Matthew
22,34-40
Jésus continue d’être harcelé de questions piégées. Il
est poursuivi inlassablement par ses adversaires. Nous avons vu dimanche
dernier comment les pharisiens avaient essayé de le compromettre sur le terrain
politique en lui demandant s’il était permis ou non de payer son impôt à César.
Dans les versets suivants, Matthieu nous rapporte comment les sadducéens, à
leur tour, ont tenté en vain de démontrer que la doctrine de la résurrection
soutenue par le Christ était absurde, en l’interrogeant sur le cas de six
frères qui ont épousés successivement la femme de leur frère défunt. Et nous en
arrivons à ce passage où nous voyons cette fois les pharisiens, par la voix d’un
docteur de la Loi, tendre à Jésus un piège bien plus délicat encore.
La question ne vient pas d’une personne sincère qui
cherche la vérité, mais de quelqu’un qui veut prendre Jésus au piège. «L’un
d’eux lui demanda pour le mettre à l’épreuve», dit le texte : «Maître, dans la
Loi, quel est le plus grand Commandement?» Dans sa réponse à cette question, Jésus
établit avec clarté la priorité absolue des deux commandements de l’amour de Dieu
et de l’amour du prochain.
Premièrement, bien que la question du docteur de la
loi ne porte que sur « le » plus grand commandement, Jésus en propose non pas
un mais deux et il les unit l’un à l’autre. Le premier de ces deux
commandements ne surprend pas les pharisiens : «Tu aimeras le Seigneur ton Dieu
de tout ton cœur, de toute ton âme et tout ton esprit.» C’est en toute lettre
dans la grande prière juive, celle que l’on récite trois fois par jour, tourné
vers Jérusalem. Ensuite, Jésus ajoute un second commandement tiré du Livre de
Lévitique: «Tu aimeras ton prochain comme toi-même.» Ce précepte, les
pharisiens le connaissent bien lui aussi.
Mais la grande nouveauté, qui a fait scandale auprès
de ces Pharisiens, hommes très religieux, c’est de mettre sur le même plan Dieu
et le prochain, l’amour de Dieu et l’amour du prochain. Jésus conduit son
interlocuteur sur un autre terrain. Il lui montre d’abord que ce qui est
important dans la compréhension de la Loi divine, ce n’est pas de chercher à
comparer les lois entre elles, mais d’en trouver l’ultime finalité qui est l’Amour.
Il rappelle que tous les préceptes de la Loi ne sont bons, et n’ont de sens que
s’ils sont mis au service d’une seule et même réalité : l’Amour.

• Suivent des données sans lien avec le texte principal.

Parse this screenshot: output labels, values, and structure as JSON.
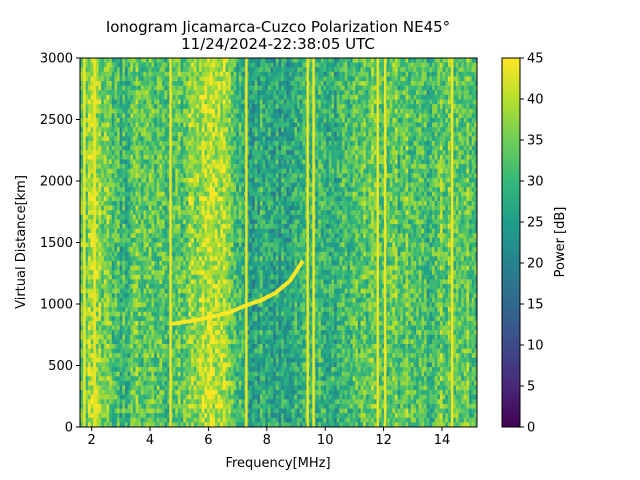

Il n’est donc pas question de choisir entre Dieu et le
prochain. On ne peut pas opposer Dieu à l’homme, ni l’homme à Dieu. Il n’y a
pas de concurrence entre les deux amours. Il est donc clair qu’on ne peut
éliminer un commandement par l’autre. On ne peut pas dire: il suffit d’aimer
Dieu ou bien, il suffit d’aimer le prochain. Jésus lui-même dit : «Qui
n’aime pas son frère qu’il voit, ne peut pas aimer Dieu qu’il ne voit pas. »
La mesure d’aimer son prochain c’est l’amour qu’on a
pour soi. S’aimer soi-même consiste à se laisser habiter par Dieu, se laisser
habiter par celui qui est l’Amour même. Et comme notre cœur est bien trop petit
pour contenir tout l’amour de Dieu, nous sommes appelé à le laisser déborder,
et à partager cette source surabondante d’amour avec ceux qui nous entourent.
Alors Aimer Dieu, s’aimer soi-même et aimer son prochain devient un même et
unique mouvement de Vie. L’amour n’est plus l’expression d’un vague sentiment,
d’une émotion aléatoire, mais la douce présence de l’Esprit même de Dieu au
fond de notre cœur. Cela n’est possible que si nous acceptons de sortir de
notre narcissisme, de notre égoïsme. Il faut renoncer à rechercher le bonheur
dans l’autosatisfaction. Il faut au contraire oser sortir de soi, se déposséder
de soi pour se donner à l’autre.
Dans un hôpital, un homme avait rencontré une jeune
religieuse qui soignait les plaies d’un lépreux. Il lui dit très sincèrement:
«Je ne ferais pas ce genre de travail pour un million de dollars». Et la jeune
religieuse lui répondit: «Moi non plus. Mais je le fais par amour pour ce
pauvre homme qui est en train de mourir.»